Thesis X Third party efforts at conflict resolution must not depend solely or primarily on those states which have ethnic constituencies, indigenous or immigrant, drawn from only one of the belligerents. Though such states may be the ones to be automatically drawn in, and therefore most strongly motivated to play a role with its attendant risks, such embedded lobbies of co-ethnics in a zero sum situation will vitiate attempts at conflict resolution because the intermediary will not be perceived as a neutral umpire, and there will be a backlash. Ideally the mediating/intervening state should have, in its make-up, no correlative reflecting the conflict, or should fairly evenly represent all the belligerent communities, or should be a regional coalition which collectively neutralizes the profile of unevenness in the composition of any one state.

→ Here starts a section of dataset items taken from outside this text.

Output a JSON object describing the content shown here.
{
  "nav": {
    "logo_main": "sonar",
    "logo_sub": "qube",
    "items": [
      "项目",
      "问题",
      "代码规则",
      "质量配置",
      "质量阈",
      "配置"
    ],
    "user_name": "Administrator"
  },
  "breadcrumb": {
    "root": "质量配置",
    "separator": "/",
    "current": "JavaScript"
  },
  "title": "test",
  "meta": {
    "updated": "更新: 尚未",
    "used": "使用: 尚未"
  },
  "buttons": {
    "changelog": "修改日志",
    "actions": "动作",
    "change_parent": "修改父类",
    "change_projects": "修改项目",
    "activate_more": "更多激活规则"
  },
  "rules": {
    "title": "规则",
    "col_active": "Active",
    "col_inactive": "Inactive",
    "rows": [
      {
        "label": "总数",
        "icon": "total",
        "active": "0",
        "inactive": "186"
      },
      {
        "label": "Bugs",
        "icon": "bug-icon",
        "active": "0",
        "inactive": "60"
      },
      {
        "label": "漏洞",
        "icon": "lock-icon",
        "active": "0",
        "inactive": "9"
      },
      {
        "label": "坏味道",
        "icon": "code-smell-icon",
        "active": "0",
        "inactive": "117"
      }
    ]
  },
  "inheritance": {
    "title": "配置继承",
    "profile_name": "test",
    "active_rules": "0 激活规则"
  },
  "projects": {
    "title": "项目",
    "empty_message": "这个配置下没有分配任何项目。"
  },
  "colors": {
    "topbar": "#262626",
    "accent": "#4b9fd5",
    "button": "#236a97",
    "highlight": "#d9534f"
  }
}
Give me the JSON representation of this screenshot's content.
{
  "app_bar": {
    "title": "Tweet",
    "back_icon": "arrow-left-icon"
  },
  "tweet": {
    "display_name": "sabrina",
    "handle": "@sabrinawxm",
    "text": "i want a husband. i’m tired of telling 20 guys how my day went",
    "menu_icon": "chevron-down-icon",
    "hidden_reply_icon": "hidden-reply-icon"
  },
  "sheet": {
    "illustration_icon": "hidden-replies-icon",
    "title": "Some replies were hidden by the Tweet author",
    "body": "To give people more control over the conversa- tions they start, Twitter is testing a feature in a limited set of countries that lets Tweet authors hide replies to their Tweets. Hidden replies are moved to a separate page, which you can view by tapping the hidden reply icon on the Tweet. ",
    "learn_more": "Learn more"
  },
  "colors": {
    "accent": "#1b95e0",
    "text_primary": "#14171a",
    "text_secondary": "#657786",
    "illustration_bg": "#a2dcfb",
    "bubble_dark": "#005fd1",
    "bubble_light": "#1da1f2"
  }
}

Thesis XI In the extreme case of an insurgency that is dominated or monopolized by a terrorist and or fanatical organization and has grown to the level of a war, the objective of state policy must, indeed can, be nothing other than the military defeat of the enemy, the destruction of its military apparatus, the neutralization of its leadership and the recovery of all terrain lost to it, in short “the annihilation of the living forces of the enemy” as the world’s greatest living strategist, Vietnam’s General Vo Nguyen Giap, put it.
Thesis XII Such a war must not be punctuated by ceasefires and negotiations which debilitate the morale of the armed forces.
Thesis XIII In the case of an outcome of the decisive military defeat of the enemy, socio-political reforms could parallel but must at least follow the military victory and do so swiftly. If not, there could either be a reactivation of the insurgency or the permanent alienation of a section of the citizenry which either supported or came under the influence of the armed struggle or belong to the same social constituency from which it sprang and share the insurgents’ sense of collective grievance.” (Long War, Cold Peace, Vijitha Yapa, Colombo, 2014, pp. 7-9)
That’s pretty much all I have to say on the subject.